(I read this book as part of the Reading Out of the Box Challenge. This book was in the Another Voice category, in which I read a book written from a different perspective than I normally read.)
The Things They Carried is a (potentially?) partially autobiographical work by Tim O’Brien. It reads almost as a collection of short stories, switching back and forth from the present to the late 1960s/early 1970s and the author’s Vietnam War experiences.
This book was out of my comfort zone, not just because of its male narrator, but also its subject matter. My interest in reading about wars wanes at about 1865, and in my mind Vietnam is tangled up with the 1960s revolution, the Kent State shooting, and Helter Skelter.
A tough read
Although I enjoyed the book, it wasn’t an easy read. The main character is in his early 20s during the war, and the men in his platoon are little more than scared boys. Much of their bravado is bullshit, and they cope with terror and death by normalizing or even trivializing it. The gore, death, and insanity of war is palpable, and it’s clear where O’Brien stands on the argument of whether or not it’s right.
The tales are very much stream-of-consciousness, a style that generally throws me off, but in this case works perfectly.

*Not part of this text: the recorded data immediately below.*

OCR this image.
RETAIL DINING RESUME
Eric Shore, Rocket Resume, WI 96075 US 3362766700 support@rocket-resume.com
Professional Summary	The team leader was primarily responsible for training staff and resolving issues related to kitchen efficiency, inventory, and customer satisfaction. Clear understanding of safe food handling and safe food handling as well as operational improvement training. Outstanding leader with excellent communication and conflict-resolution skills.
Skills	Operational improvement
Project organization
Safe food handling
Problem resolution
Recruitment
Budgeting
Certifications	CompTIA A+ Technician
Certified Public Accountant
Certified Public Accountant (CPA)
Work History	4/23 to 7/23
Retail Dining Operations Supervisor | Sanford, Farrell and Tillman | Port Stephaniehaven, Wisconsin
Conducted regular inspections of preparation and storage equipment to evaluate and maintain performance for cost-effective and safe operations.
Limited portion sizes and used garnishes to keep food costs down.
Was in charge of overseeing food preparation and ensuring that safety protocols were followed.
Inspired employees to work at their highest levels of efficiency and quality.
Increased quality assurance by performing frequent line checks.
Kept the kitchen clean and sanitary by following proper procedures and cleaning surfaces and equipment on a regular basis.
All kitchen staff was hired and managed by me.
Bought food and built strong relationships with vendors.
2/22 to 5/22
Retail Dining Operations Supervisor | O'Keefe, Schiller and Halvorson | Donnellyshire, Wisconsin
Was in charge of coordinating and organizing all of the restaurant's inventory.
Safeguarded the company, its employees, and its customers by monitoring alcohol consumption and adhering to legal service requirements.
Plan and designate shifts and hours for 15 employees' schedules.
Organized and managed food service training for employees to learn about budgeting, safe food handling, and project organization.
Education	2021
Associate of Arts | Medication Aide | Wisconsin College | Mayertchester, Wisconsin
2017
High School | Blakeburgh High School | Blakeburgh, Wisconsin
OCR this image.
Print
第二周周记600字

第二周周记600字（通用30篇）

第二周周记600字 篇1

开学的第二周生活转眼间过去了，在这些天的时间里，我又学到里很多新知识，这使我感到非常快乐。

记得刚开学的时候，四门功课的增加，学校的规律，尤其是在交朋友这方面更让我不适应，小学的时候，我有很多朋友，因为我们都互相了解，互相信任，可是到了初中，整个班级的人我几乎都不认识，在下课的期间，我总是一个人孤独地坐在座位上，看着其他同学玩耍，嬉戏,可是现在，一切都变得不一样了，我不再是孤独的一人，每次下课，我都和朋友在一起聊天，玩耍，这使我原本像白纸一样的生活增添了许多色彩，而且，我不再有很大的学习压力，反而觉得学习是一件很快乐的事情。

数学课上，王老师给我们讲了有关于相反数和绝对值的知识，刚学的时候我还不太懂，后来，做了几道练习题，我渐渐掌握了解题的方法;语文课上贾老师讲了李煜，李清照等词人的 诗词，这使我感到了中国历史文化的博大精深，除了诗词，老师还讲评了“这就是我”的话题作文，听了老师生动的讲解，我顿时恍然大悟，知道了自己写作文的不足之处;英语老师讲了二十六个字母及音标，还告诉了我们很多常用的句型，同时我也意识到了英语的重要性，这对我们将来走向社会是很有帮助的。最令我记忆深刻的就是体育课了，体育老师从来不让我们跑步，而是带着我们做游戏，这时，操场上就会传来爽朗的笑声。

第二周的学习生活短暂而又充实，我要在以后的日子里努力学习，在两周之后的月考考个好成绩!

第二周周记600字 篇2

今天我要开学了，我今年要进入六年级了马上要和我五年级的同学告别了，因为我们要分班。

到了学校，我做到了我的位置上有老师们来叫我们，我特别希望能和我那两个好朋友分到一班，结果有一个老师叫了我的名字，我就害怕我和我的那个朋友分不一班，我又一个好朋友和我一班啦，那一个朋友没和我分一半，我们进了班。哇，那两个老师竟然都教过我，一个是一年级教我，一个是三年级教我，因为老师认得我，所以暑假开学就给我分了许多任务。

The words punch hard and fast, leading to visceral reactions on the part of the reader.
The Things They Carried is a story of burdens, both physical and mental. Each man carried hundreds of pounds of gear, weapons, and keepsakes; but they also carried each other, they carried stories, they carried fear and hate and what was left of their innocence. O’Brien keeps the men of his platoon alive even after they fall on the battlefield or sink into the mire; his words bring them back so that they can continue telling their stories.